Il a réitéré les appels de l'ONU à un cessez-le-feu entre Israël et le Hamas. En attendant ce cessez-le feu, "de nouvelles pauses humanitaires sont nécessaires".

"Tant que nous n'aurons pas traité les causes profondes de l'escalade actuelle (des tensions), cette violence terrible se produira encore et encore, nous ne pouvons pas retourner au statu quo", a-t-il plaidé.
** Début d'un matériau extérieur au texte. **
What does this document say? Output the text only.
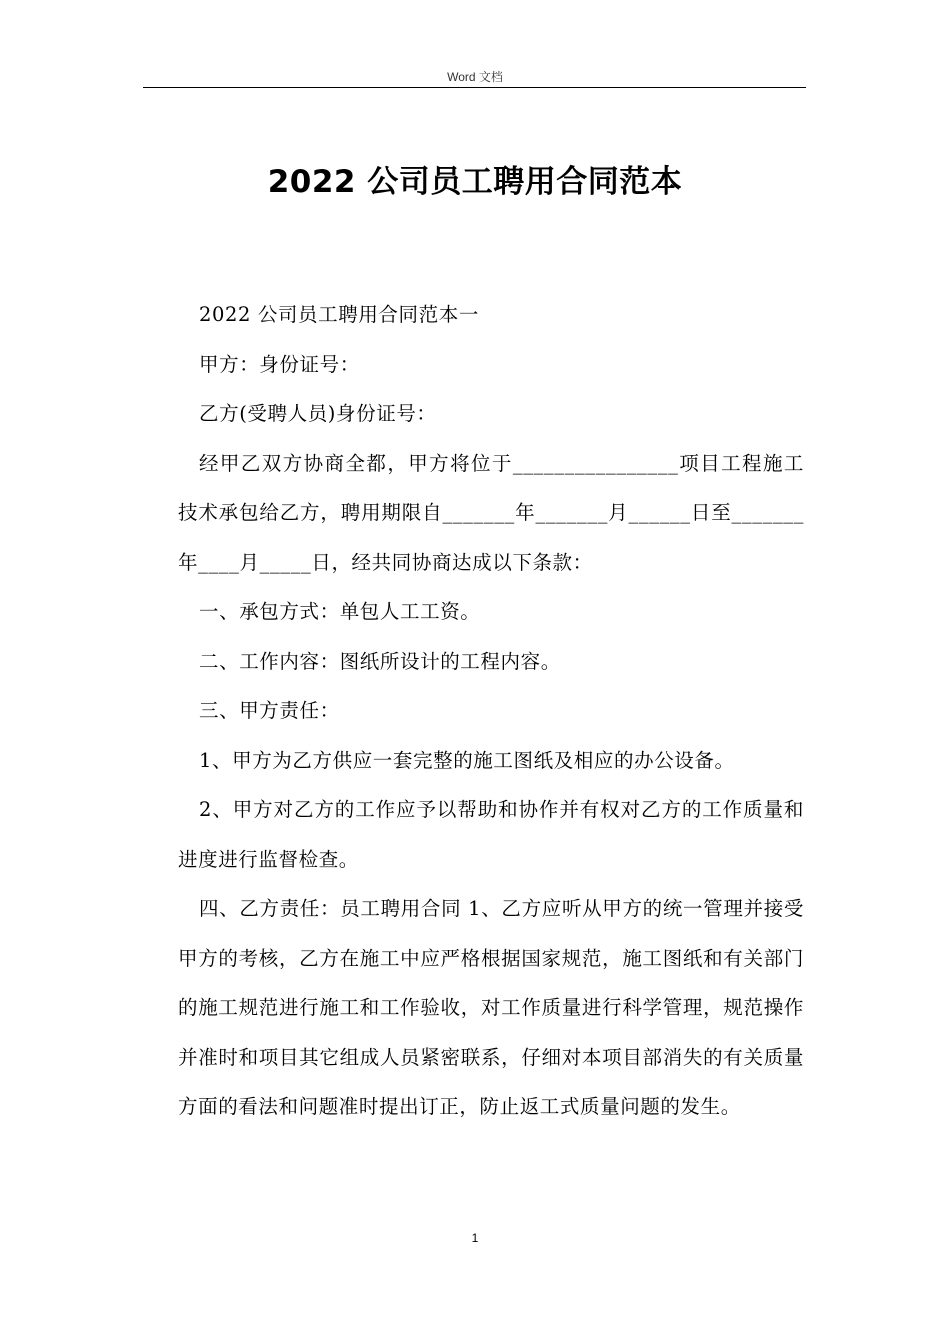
Word 文档
2022 公司员工聘用合同范本

2022 公司员工聘用合同范本一

甲方：身份证号：

乙方(受聘人员)身份证号：

经甲乙双方协商全都，甲方将位于________________项目工程施工技术承包给乙方，聘用期限自_______年_______月______日至_______年____月_____日，经共同协商达成以下条款：

一、承包方式：单包人工工资。

二、工作内容：图纸所设计的工程内容。

三、甲方责任：

1、甲方为乙方供应一套完整的施工图纸及相应的办公设备。

2、甲方对乙方的工作应予以帮助和协作并有权对乙方的工作质量和进度进行监督检查。

四、乙方责任：员工聘用合同 1、乙方应听从甲方的统一管理并接受甲方的考核，乙方在施工中应严格根据国家规范，施工图纸和有关部门的施工规范进行施工和工作验收，对工作质量进行科学管理，规范操作并准时和项目其它组成人员紧密联系，仔细对本项目部消失的有关质量方面的看法和问题准时提出订正，防止返工式质量问题的发生。

1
Il a jugé "essentiel de traiter immédiatement les causes sous-jacentes" au conflit, dont le trafic d'armes et la réouverture des points de passage à Gaza.

M. Ban, a-t-il encore déclaré, "redoute que l'assaut terrestre israélien n'aggrave encore un bilan humain déjà consternant".

"Nous condamnons les tirs aveugles de roquettes (du Hamas) mais nous sommes très inquiets de la dure riposte israélienne", a-t-il insisté.

Au moins 51 Palestiniens ont péri dans la bande de Gaza depuis le début de l'offensive terrestre lancée jeudi soir par Israël, portant à 292 le nombre de Palestiniens tués au 11e jour de l'opération israélienne contre l'enclave palestinienne.

Un soldat israélien a par ailleurs été tué par un "tir ami" au cours de l'offensive terrestre, deuxième victime israélienne depuis le début des hostilités le 8 juillet.

Au cours du débat, l'ambassadeur palestinien Ryad Mansour a appelé le Conseil "à adopter une résolution condamnant l'agression militaire israélienne (...) demandant qu'elle prenne fin immédiatement et réclamant la levée du blocus israélien de Gaza".

Si le Conseil "ne répond pas à nos appels à faire respecter la loi", les Palestiniens "n'auront d'autre choix que de se tourner vers les organes judiciaires de l'ONU et le système international", a-t-il menacé, en référence implicite à la Cour pénale internationale (CPI).

Ayant obtenu le statut de pays observateur non membre à l'ONU en 2012, la Palestine peut adhérer à de nombreuses conventions et à des traités internationaux comme le statut de Rome qui a créé la CPI.

L'ambassadeur israélien Ron Prosor a répété qu'Israël "n'avait pas eu d'autre choix" devant les tirs de roquettes du Hamas et avait fait preuve d"'une grande retenue".

L'assaut terrestre israélien, a-t-il plaidé, a pour but "de prévenir le prochain barrage de roquettes, le prochain kidnapping ou le prochain attentat suicide".

"Nous opérons uniquement contre des cibles terroristes et nous déplorons sincèrement toute perte civile", a-t-il encore affirmé.

Reprenant des déclarations du président Barack Obama, l'ambassadrice américaine Samantha Power a réaffirmé "qu'Israël avait le droit de se défendre" mais que Washington était "préoccupé" par les pertes humaines grandissantes. Elle a aussi critiqué le Hamas pour avoir refusé une proposition égyptienne de cessez-le-feu.

Le Conseil avait tenu une première réunion le 10 juillet sur Gaza, sans parvenir à un accord sur une initiative, avant d'appeler deux jours plus tard à un cessez-le-feu dans une déclaration unanime.